I'd also recommend this book: https://wesmckinney.com/book/. It's not about polars, but you'd be able to transfer its ideas to polars easily once you read it.


"How To Be A Pandas Expert"[1] is a good primer on dataframes. There's a certain mental model you need to use dataframes effectively but it's not apparent from reading the official docs. The video makes it explicit: dataframes are about like-indexed one-dimensional data, and every dataframe operation can be understood in terms of what it does to the index.

[1] https://www.youtube.com/watch?v=oazUQPrs8nw


The Rust docs are for some reason much worse than the Python docs, or at least that used to be the case


I'm a data engineering newbie and I found it very clear, and it gave me an enthusiastic feeling (not an "alienating" feeling).

This whole thread just comes across as unmitigated pedantry to me.


Presumably you were introduced to the concept of DataFrames and how they're used through some other source, because Polars landing page doesn't even bother to mention it's used for data analysis and documentation simply assumes you're already familiar with the core concepts.

Compare that to Pandas which starts with the basics, "pandas is a fast, powerful, flexible and easy to use open source data analysis and manipulation tool, built on top of the Python programming language." It then leads you to "Getting started" guide which features "Intro to pandas" that explains the core concepts.


Wes has also worked hard to improve a lot of the missteps of pandas, such as through pyarrow, which may prove even more impactful than pandas has been to date.

Polars is also a wonderful project!


Polars is also based on McKinney’s Arrow project.

Polars is a DataFrame interface on top of an OLAP Query Engine implemented in Rust using Apache Arrow Columnar Format as the memory model.

https://github.com/pola-rs/polars/blob/main/README.md


Wes also literally created another Python dataframe project, Ibis, to overcome many of the issues with pandas

https://ibis-project.org

most data engines and dataframe tools these days use Apache Arrow, it's a bit orthogonal


It’s annoying only because it’s on hacker news, because what are the odds of getting on it if you don’t know what is it and don’t have a need for it?


It's annoying because a single leading sentence would be enough to explain a product. Some of the words (for example "Data Frame") in that sentence can be links to other pages if that's necessary. It's a small change but it makes a huge difference.


HTML has an element to provide definitions of terms without having to link out, but almost nobody uses it.


I mean, pretty high. What if your boss just tells you to learn polars, and you don’t know why? Saying what something is, is just good communication, and can help clarify for people who are confused.


Guess in the remote event that you're told to learn a new skill that you don't know anything about, you go to pola.rs website and see "DataFrames for the new era" and start getting documentation from there, about what DataFrame is, the website is clearly showing what is it, it's your duty to understand what is it, I would argue that if you knew what DataFrames are you would be saying "Why is it saying something so basic and don't just show me the good stuff?"

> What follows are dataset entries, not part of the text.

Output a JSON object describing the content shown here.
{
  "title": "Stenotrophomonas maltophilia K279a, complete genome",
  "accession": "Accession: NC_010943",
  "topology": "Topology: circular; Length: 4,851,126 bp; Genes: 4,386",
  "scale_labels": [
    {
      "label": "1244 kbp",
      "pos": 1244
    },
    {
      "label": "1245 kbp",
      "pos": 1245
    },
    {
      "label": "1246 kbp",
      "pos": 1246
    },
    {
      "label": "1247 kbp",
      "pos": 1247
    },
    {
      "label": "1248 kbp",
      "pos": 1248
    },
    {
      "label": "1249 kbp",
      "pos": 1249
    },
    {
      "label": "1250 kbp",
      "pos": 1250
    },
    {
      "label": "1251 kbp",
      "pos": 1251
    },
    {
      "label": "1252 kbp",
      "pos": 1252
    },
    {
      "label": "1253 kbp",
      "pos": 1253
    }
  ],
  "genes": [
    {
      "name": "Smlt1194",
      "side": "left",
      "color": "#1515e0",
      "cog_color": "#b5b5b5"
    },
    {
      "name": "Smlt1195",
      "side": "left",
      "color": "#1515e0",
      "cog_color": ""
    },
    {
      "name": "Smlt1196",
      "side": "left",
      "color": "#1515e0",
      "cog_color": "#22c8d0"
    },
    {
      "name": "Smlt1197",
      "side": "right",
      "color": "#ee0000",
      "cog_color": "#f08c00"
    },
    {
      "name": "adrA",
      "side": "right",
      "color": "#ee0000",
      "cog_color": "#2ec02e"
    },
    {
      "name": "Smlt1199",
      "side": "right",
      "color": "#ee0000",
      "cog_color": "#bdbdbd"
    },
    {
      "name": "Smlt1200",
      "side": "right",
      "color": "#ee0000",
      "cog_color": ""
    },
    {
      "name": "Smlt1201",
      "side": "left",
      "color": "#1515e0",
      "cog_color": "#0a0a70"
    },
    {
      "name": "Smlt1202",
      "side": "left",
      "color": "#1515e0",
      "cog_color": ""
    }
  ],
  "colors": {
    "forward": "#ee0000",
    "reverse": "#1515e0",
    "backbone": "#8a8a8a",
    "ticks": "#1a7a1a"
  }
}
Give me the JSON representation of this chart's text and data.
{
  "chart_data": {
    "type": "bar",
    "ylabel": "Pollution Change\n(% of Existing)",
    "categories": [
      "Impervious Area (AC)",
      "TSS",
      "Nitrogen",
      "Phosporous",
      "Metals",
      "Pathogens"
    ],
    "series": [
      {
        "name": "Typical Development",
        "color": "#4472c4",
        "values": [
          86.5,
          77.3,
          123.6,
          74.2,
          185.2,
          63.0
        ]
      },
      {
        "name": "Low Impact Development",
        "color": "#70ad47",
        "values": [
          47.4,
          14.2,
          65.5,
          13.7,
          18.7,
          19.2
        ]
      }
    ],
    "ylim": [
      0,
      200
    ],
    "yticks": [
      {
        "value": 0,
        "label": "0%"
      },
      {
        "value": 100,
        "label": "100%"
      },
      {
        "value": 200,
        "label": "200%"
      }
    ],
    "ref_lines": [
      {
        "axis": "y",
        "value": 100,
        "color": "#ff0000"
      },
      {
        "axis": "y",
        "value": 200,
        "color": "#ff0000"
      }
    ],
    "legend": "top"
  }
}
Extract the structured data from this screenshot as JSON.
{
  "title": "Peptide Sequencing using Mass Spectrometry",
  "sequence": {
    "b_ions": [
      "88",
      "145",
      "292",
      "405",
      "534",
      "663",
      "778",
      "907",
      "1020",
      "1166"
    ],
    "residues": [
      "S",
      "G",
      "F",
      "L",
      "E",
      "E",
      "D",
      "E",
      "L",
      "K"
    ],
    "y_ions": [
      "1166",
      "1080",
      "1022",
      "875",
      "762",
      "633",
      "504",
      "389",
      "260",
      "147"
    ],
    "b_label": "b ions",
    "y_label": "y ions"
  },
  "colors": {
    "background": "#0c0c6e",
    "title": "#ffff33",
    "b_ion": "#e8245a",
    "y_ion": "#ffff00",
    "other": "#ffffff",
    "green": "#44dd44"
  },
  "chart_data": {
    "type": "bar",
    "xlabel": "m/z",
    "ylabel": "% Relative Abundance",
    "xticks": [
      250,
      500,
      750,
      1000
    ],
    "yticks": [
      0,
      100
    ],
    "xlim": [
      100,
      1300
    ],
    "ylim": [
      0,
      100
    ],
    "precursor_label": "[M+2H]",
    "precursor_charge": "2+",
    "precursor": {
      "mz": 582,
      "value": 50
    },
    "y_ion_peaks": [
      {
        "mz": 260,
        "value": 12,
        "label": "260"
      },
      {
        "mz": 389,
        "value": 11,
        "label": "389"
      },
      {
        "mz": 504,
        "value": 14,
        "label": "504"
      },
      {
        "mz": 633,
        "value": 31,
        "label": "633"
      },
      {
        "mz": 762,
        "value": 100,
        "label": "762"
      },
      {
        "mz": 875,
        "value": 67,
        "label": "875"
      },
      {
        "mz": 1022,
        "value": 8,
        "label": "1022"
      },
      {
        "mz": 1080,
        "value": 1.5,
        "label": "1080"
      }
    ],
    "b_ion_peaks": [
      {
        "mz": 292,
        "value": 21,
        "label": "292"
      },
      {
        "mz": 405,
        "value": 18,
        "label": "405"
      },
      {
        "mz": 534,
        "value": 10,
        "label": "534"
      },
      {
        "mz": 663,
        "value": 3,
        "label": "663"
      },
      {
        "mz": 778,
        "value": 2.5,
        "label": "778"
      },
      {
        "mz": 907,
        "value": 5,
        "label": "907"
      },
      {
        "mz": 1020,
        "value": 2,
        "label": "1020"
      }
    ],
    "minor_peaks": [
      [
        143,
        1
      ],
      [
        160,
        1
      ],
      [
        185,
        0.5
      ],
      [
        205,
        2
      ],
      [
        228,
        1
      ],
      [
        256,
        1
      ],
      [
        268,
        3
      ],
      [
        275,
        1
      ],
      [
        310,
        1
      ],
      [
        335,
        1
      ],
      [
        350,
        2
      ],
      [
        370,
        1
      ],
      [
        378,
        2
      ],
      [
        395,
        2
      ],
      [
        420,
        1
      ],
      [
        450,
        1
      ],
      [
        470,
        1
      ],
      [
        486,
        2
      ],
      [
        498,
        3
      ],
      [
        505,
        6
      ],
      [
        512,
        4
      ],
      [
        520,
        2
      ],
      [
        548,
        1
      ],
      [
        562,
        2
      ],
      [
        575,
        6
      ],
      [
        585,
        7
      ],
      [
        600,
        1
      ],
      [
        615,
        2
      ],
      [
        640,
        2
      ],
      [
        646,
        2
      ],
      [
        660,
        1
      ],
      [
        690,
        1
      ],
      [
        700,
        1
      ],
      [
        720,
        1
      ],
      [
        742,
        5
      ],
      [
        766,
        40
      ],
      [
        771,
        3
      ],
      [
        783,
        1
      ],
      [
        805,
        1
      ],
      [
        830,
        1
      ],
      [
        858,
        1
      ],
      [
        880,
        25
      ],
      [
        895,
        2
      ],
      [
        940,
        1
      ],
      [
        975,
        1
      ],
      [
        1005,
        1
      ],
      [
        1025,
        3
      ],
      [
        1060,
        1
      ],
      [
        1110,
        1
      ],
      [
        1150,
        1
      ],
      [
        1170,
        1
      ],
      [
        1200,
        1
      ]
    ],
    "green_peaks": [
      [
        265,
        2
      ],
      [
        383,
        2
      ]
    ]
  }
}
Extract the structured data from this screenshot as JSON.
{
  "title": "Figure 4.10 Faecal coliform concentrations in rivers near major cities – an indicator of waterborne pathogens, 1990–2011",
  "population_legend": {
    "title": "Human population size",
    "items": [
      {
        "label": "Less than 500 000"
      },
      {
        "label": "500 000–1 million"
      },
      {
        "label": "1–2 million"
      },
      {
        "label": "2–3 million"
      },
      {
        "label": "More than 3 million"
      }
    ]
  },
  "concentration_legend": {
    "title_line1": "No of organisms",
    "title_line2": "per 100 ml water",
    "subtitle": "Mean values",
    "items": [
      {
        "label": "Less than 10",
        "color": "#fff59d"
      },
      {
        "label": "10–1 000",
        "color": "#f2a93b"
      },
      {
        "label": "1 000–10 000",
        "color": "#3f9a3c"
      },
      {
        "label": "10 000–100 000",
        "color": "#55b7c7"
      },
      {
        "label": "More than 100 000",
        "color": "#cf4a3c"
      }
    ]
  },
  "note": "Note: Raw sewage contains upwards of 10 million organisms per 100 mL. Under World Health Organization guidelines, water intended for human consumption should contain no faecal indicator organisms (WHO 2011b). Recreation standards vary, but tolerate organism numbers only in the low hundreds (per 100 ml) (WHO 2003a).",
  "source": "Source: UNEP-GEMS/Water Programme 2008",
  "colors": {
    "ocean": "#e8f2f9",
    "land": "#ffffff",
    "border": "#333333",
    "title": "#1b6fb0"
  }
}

I for example hate website that try to serve newbies, newbies have a lot of content if they are interested, it's not that all the web needs to serve them


> What if your boss just tells you to learn polars, and you don’t know why? Saying what something is, is just good communication

Shouldn't the good communication happen when the boss tells you to learn polars? Like, why are you telling me this, boss; what is it that you need done?


These workplaces where bosses tell employees to learn unheard-of tools with zero context sound terrible.


> Yes, it's annoying negative feature of many tech products.

Sadly its not only tech products, but also things like security disclosures too.

It always follows the same pattern:

    - Spend $X time coding/researching something.
    - Spend $not_enough_time documenting it.
    - Spend $far_too_much_time thinking about / "engaging with the community" in deciding on a cute name, fancy logo and cool looking website.